Of course, the top designers may have been working through more than one period. Art Deco followed an artistic period called Art Nouveau; as always, there was a period of transition, and Deco started before Nouveau ended.

Compared with long-lived movements like Romanticism, the Art Deco period was a short one.  Just as surely as it had once been considered stylish, lavish and opulent, it was soon regarded as over-the-top: garish, ostentatious and extravagant. The style fell out of favour as the hardships and shortages of World War II became a reality.  

Large glass vase in fer forgé armature. 
Charles Schneider (France) c. 1925

Deco was rediscovered in 1966 when a retrospective exposition, 'Les Années 25: Art Deco', was held in Paris. A book about the art form and another exhibition in 1968 helped publicise the catchy nickname.

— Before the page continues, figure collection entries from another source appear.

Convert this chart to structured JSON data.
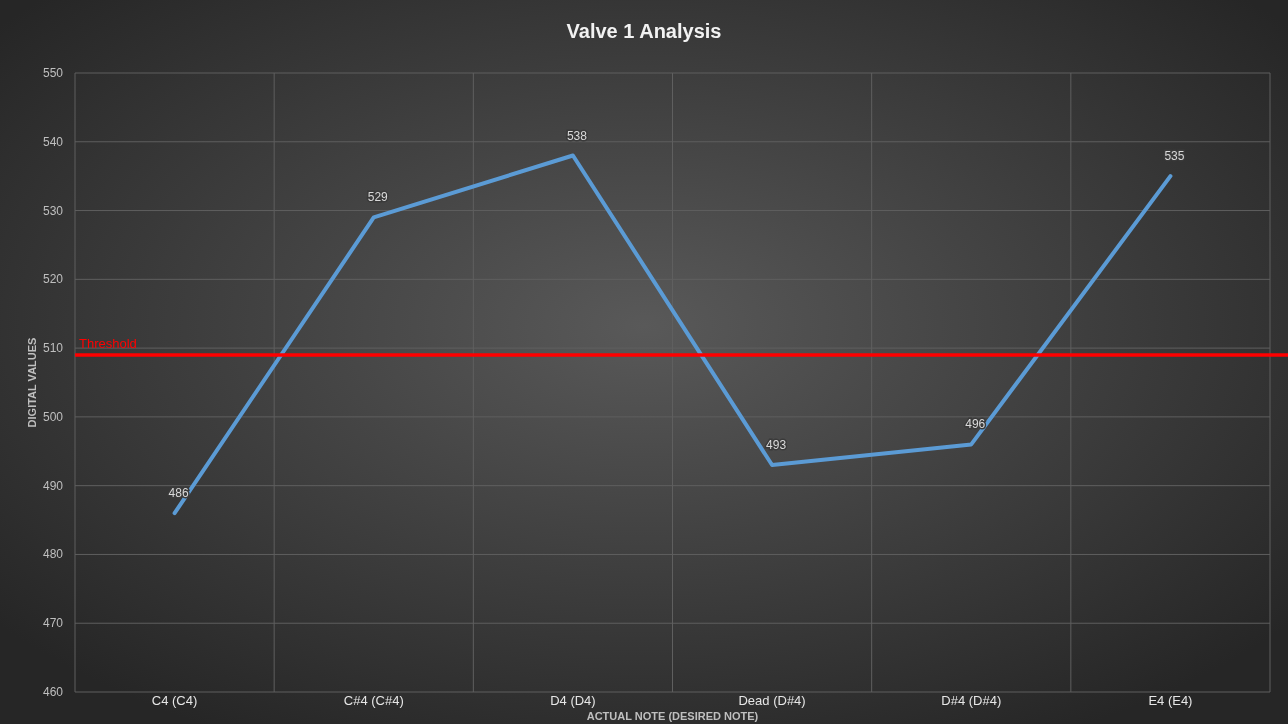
{
  "chart_data": {
    "type": "line",
    "title": "Valve 1 Analysis",
    "xlabel": "ACTUAL NOTE (DESIRED NOTE)",
    "ylabel": "DIGITAL VALUES",
    "categories": [
      "C4 (C4)",
      "C#4 (C#4)",
      "D4 (D4)",
      "Dead (D#4)",
      "D#4 (D#4)",
      "E4 (E4)"
    ],
    "series": [
      {
        "color": "#5b9bd5",
        "values": [
          486,
          529,
          538,
          493,
          496,
          535
        ]
      }
    ],
    "ylim": [
      460,
      550
    ],
    "yticks": [
      460,
      470,
      480,
      490,
      500,
      510,
      520,
      530,
      540,
      550
    ],
    "grid": true,
    "data_labels": true,
    "marker": "none",
    "line_style": "solid",
    "ref_lines": [
      {
        "axis": "y",
        "value": 509,
        "label": "Threshold",
        "color": "#ff0000",
        "line_style": "solid"
      }
    ]
  }
}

An Art Deco renaissance began in the ’70s.  

All things Art Deco have been much in demand since the turn of the Millennium.

We're Going to the Fair!

Oh, we're going to Kentucky,
We're going to the fair
To see the senorita
With flowers in her hair

Well, not really to Kentucky, which is thousands of miles from here, no, we're going to the Sydney Antiques Fair in May.  This should be a blast.
I’m planning this to be a combination exhibit-cum-brag-cum-meet & greet event for us, plus of course everything we have will be for sale.  So I have to get my act in gear and plan our booth (luckily the multi-talented Martin Curry is artistic and has already been drafted into the design process) AND we’re planning what to bring.

Some people have really outstanding exhibits, so we don’t want to look absolutely dreadful. At least, I don’t. Martin is so down-to-earth and take-me-or-leave-me that one wonders if he’s in the least bit concerned.  He always says, though, that one never gets a second chance to make a good first impression, so I think he’ll be a little bit more engaged in the process than he’s letting on at this point.